O governo da Colômbia retirou os guarda-costas de Ingrid Betancourt quando ela estava para viajar para uma área de selva onde havia muitos guerrilheiros, disse ela no domingo, ao explicar as razões da ação multimilionária que move contra o Estado.

HUGH BRONSTEIN, REUTERS

12 de julho de 2010 | 15h50

A ex-candidata presidencial da Colômbia, mantida em cativeiro em acampamentos de rebeldes entre o início de 2002 e meados de 2008, quando foi libertada em uma operação militar de resgate, causou indignação entre os colombianos na sexta-feira quando surgiu a informação de que ela está processando o Estado, exigindo 6,8 milhões de dólares por danos.

Ela minimizou o fato em uma entrevista à TV colombiana no domingo, dizendo que o dinheiro era apenas "simbólico". Mas insistiu que o Estado falhou em protegê-la quando era candidata à Presidência do país.

Betancourt foi sequestrada pelas Forças Armadas Revolucionárias da Colômbia (Farc) depois de ter sido alertada por autoridades da segurança estatal para que não fosse à cidade sulista de San Vicente del Caguán, onde acabou sendo capturada pelos rebeldes.

Ela diz que o governo, ao ter-lhe retirado os agentes de segurança e não tê-la impedido de realizar a viagem, deixou-a à mercê dos sequestradores.

"Removeram meus guarda-costas e me deixaram seguir pela estrada", afirmou Betancourt, de 48 anos, à TV Caracol. "Eles não cumpriram sua responsabilidade de me proteger como candidata presidencial... Eu não fui irresponsável."

Muitos no país reagiram com indignação ao saber da ação judicial.

O vice-presidente Francisco Santos disse que ganhou "o prêmio mundial da ingratidão" em relação aos soldados que arriscaram sua vida para resgatá-la em julho de 2008.

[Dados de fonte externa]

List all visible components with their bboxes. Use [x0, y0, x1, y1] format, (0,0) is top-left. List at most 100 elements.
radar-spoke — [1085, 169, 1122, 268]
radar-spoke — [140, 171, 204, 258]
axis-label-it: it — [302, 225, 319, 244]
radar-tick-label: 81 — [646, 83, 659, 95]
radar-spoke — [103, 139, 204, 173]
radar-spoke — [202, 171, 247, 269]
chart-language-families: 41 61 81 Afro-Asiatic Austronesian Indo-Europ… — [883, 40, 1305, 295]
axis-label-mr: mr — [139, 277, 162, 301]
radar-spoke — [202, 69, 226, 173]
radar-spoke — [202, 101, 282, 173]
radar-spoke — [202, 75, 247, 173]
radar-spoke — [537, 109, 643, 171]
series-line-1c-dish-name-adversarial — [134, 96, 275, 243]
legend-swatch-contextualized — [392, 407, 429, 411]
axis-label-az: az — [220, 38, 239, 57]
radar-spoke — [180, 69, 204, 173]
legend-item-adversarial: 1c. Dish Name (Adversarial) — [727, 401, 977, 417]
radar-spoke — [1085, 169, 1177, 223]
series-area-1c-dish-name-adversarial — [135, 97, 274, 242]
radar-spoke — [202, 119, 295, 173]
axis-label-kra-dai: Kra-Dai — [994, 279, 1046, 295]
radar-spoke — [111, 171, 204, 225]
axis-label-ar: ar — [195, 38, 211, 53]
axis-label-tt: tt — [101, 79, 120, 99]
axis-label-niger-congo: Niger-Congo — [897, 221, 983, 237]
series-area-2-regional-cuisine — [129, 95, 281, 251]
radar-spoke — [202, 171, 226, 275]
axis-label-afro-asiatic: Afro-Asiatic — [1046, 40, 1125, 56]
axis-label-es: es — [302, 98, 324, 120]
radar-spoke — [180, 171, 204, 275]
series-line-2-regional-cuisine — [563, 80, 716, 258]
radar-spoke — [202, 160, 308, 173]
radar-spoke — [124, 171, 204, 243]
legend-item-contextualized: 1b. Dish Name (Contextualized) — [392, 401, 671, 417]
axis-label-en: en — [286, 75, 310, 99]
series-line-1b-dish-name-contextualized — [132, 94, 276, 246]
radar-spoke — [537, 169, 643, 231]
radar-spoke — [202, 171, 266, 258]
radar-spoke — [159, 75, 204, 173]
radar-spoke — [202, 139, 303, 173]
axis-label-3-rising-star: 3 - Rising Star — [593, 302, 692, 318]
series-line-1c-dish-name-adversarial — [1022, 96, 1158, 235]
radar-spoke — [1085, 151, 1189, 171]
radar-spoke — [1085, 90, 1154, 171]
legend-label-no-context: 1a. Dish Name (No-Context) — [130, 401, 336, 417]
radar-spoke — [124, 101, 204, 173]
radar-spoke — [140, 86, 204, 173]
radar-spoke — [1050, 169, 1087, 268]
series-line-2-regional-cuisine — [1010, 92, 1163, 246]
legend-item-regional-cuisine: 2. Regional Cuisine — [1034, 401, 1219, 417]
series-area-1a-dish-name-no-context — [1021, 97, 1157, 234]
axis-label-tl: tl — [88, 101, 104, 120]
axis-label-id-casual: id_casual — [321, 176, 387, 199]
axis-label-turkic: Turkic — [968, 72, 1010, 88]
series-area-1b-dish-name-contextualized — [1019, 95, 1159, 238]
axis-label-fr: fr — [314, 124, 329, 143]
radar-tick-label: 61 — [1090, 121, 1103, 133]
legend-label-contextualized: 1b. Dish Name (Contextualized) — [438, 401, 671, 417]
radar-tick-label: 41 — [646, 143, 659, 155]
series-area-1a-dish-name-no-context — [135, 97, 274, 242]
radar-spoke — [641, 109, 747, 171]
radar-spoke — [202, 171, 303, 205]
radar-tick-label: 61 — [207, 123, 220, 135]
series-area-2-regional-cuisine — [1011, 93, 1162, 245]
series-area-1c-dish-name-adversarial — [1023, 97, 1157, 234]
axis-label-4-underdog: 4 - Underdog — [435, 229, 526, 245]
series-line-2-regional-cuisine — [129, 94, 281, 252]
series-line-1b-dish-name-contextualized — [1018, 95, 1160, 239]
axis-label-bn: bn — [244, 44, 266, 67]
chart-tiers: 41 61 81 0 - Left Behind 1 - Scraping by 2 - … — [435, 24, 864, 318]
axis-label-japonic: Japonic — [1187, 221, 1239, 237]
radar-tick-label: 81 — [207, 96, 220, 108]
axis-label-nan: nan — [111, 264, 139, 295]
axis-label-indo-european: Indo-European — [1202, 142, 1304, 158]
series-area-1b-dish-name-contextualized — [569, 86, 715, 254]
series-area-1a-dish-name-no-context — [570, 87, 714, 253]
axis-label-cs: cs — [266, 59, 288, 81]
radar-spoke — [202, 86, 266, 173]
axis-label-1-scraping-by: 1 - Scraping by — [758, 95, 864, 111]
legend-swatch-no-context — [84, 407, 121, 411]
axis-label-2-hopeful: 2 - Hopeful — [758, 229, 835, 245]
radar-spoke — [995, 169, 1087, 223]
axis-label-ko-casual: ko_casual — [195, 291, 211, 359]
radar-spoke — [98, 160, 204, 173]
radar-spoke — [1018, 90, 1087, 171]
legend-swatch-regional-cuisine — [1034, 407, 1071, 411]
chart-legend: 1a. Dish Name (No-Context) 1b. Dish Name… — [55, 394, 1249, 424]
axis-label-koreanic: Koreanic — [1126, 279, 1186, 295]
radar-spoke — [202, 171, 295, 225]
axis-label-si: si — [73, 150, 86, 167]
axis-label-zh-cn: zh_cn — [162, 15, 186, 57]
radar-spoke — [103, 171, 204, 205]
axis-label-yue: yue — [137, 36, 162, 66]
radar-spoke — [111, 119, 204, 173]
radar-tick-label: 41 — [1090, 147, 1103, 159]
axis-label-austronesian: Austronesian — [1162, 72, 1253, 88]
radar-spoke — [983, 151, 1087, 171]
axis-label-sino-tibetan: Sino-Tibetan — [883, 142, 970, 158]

Severamente criticada pela imprensa desde sexta-feira, Betancourt disse que o motivo real do processo é abrir o diálogo entre o Estado e as vítimas da guerra que já dura décadas na Colômbia. "A dor que sofri me fez refletir muito", declarou ela.

Betancourt e outros 14 reféns foram resgatados dois anos atrás numa operação em que soldados colombianos se fizeram passar por voluntários de uma entidade humanitária. O resgate foi um golpe humilhante para as Farc, grupo colocado na defensiva por uma campanha militar, apoiada pelos EUA, com o objetivo de esmagar o grupo, que obtém recursos do tráfico de cocaína.

Betancourt mora na Europa desde que foi libertada. Com essa ação judicial parece improvável que ela ganhe popularidade na Colômbia.